The 2018 Masters Tournament gets underway just 27 days from now - and with so many of the world's best players hitting top form, it's shaping up to be a cracker.
Needless to say, we can't wait and have spent plenty time deliberating and reminiscing over our favourite memories from down the years at Augusta.
The latest member of the bunkered team to share theirs is staff writer Martin Inglis. Any of these your own favourite or unforgettable Masters moment?
My favourite Masters moment
Last year’s Masters looked set to inflict more major heartache for Sergio Garcia. After starting the final round in a tie for the lead with Justin Rose and still level through the front nine, he found himself two behind with just five holes to play after bogeys at the tenth and 11th holes. But then the Spaniard came alive with a birdie on the 14th and then a stunning eagle on the par-5 15th, which I’ll remember for a long, long time.

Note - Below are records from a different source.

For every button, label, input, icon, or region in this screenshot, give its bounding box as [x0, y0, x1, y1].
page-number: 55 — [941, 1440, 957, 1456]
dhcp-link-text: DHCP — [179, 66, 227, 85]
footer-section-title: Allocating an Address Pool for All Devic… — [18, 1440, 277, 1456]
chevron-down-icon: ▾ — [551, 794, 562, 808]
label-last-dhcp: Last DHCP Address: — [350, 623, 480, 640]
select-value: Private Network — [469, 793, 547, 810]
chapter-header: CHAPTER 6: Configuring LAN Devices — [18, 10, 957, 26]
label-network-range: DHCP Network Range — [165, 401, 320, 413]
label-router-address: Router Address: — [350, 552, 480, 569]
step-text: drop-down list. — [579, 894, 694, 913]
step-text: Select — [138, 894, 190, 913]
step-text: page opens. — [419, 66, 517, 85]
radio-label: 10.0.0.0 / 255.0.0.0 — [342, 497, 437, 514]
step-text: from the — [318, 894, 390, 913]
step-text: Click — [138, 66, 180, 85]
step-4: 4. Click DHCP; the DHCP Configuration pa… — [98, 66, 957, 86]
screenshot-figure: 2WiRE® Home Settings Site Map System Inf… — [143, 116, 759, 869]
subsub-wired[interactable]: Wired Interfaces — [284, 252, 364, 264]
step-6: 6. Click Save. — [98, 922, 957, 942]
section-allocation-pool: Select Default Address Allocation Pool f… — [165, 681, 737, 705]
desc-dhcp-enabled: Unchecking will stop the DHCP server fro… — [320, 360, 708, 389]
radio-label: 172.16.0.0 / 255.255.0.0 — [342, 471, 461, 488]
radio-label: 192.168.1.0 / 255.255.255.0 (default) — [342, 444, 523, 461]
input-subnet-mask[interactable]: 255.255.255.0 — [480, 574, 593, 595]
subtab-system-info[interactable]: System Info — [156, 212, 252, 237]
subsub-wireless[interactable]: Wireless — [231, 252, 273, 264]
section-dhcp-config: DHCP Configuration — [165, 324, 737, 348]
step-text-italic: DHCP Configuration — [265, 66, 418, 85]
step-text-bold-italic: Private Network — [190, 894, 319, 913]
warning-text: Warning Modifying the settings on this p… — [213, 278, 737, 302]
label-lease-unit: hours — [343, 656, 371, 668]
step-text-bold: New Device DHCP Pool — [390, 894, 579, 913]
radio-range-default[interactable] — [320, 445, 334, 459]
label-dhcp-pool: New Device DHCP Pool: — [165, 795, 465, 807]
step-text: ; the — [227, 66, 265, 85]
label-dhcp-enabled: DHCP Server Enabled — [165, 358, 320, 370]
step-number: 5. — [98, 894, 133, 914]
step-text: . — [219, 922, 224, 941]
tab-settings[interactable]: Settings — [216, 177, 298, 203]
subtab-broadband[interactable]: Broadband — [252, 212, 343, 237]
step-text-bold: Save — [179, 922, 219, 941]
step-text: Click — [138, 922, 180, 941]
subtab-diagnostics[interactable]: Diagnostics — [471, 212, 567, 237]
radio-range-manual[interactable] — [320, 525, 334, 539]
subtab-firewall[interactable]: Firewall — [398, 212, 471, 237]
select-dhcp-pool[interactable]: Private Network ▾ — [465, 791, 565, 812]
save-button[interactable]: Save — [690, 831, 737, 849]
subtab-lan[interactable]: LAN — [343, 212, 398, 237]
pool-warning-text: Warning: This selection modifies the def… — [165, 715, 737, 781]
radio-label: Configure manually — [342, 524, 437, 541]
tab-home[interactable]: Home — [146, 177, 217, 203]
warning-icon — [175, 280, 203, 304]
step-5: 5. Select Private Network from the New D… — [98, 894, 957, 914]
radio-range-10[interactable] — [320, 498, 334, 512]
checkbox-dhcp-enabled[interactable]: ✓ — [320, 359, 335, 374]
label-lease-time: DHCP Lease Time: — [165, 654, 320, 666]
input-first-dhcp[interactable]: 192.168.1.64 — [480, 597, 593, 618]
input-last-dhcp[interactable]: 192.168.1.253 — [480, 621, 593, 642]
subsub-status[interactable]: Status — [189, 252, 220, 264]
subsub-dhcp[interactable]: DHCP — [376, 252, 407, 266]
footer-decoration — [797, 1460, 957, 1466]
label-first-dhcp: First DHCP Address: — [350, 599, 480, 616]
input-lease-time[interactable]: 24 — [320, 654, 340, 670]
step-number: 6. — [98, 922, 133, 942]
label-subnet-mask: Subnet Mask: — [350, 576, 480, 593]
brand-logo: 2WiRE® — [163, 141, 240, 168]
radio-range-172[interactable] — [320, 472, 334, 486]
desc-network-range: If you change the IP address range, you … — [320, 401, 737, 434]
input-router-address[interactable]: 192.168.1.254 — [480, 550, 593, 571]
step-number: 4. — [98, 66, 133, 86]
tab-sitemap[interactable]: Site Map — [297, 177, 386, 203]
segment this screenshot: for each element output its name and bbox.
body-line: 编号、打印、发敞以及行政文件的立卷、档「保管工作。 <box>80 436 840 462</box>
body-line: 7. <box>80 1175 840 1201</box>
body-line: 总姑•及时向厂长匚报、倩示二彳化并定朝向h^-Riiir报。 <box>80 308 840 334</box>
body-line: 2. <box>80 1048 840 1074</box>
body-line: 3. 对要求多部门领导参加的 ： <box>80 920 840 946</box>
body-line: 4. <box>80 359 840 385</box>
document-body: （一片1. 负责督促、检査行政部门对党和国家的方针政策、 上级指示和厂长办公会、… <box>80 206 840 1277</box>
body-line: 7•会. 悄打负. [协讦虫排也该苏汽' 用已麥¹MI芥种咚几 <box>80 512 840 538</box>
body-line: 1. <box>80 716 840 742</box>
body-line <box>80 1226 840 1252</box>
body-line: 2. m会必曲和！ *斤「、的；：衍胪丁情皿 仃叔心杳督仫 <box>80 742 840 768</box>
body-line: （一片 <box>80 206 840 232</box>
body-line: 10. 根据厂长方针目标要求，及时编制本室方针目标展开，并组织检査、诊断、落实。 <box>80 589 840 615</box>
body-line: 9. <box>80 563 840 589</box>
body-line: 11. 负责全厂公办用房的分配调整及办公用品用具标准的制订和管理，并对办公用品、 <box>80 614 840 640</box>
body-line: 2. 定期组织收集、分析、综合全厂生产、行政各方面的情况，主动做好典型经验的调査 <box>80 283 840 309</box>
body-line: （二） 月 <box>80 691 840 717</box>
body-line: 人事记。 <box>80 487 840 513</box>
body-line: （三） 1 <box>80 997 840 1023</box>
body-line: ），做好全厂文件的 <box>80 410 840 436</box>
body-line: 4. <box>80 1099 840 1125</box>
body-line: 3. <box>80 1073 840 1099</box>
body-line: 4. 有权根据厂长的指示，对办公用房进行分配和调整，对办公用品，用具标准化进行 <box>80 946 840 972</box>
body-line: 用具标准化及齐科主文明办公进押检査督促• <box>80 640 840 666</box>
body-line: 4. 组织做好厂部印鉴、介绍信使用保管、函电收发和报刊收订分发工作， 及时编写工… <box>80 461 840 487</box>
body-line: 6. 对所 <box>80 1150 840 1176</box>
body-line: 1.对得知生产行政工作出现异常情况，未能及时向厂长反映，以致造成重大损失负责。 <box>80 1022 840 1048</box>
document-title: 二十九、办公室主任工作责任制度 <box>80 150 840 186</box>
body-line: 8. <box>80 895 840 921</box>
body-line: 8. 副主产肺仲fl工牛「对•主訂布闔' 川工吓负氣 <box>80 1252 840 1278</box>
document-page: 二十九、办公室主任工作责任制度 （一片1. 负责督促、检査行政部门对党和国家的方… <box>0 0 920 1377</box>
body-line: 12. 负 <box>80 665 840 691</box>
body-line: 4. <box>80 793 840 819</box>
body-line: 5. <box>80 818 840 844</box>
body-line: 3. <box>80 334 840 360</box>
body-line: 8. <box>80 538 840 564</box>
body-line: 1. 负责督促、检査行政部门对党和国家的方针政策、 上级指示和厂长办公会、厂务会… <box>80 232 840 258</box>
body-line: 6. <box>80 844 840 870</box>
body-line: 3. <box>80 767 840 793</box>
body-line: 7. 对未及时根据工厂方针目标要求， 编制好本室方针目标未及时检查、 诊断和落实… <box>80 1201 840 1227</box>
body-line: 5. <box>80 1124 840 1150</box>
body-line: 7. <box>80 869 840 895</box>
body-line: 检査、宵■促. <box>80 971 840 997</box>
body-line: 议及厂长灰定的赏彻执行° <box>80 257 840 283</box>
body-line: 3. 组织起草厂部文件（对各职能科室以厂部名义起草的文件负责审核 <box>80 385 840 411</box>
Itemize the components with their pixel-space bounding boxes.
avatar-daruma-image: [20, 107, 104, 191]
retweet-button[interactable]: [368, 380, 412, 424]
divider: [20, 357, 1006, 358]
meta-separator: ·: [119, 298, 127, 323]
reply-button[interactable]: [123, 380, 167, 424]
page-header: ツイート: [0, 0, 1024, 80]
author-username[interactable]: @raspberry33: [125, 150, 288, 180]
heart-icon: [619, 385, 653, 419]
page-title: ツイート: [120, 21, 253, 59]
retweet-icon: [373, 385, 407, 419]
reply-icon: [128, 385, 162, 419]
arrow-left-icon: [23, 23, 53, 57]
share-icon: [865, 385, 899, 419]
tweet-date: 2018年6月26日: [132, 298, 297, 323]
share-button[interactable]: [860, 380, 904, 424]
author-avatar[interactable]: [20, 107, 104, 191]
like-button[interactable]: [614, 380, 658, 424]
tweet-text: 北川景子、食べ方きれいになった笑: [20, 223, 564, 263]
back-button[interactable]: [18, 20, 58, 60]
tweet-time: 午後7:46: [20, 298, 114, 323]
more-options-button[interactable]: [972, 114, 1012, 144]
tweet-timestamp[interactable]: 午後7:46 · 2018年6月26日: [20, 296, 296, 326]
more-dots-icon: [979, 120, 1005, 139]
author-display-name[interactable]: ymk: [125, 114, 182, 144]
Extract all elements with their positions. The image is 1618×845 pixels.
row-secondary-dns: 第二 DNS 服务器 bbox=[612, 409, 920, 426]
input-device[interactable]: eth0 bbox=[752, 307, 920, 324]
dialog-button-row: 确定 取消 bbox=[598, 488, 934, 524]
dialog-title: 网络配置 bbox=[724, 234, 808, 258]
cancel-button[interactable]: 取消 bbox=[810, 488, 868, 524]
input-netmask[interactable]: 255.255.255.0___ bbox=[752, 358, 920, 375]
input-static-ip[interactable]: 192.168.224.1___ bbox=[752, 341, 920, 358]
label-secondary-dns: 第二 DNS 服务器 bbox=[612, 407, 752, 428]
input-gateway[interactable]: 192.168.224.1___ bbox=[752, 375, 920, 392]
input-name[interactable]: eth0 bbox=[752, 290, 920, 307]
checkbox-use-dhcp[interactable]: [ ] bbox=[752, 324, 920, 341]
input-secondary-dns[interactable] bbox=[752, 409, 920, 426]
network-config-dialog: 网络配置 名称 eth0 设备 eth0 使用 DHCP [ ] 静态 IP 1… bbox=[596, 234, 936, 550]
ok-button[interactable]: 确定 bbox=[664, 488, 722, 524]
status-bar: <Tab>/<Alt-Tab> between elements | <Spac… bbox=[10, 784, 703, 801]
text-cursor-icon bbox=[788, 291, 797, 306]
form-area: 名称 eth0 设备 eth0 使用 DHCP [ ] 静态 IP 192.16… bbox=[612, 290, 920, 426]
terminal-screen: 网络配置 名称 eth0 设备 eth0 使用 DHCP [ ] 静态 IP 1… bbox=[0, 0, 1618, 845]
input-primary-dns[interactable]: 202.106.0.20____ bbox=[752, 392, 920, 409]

It was his first eagle in his last 452 holes at the Masters – and what an unbelievable time it was to produce it. A costly bogey from Rose on the 17th saw the tussle head to extra holes, where Garcia produced the most clutch of approaches on the first play-off hole to clinch it.
The rest is history.
Eighteen years on from his runner-up finish at the US PGA Championship, Sergio’s major turmoil was finally put to bed. With £5 on Garcia at 45/1 using a free bet, I also ended up £235 richer.
My most unforgettable Masters moment
Given how comfortably and clinically Spieth won the 2015 Masters, it is still unfathomable how he capitulated so badly around Amen Corner just one year on – surrendering a five-shot lead with nine holes to play.
However, while it may seem harsh to say so, his disastrous 12th hole was live sport at its most compelling as the video cameras then panned to new leader Danny Willett, who had just emerged from the toilet after taking a couple of minutes to compose himself.
He seized his opportunity on the par-3 16th with a birdie, unlike his playing partner Lee Westwood who, just one shot behind Willett, bogeyed it to fall three behind with two to play and thus end another shot at major glory.
Then, there was the anguish in Spieth’s face as he walked up the 18th fairway to the green, before an emotional embrace with his caddie Michael Greller. But the pain didn’t end there. As defending champion, he had to present Willett with the Green Jacket – and even those with the coldest of hearts would have struggled not to feel sorry for the young American.
What are your favourite or unforgettable Masters moments?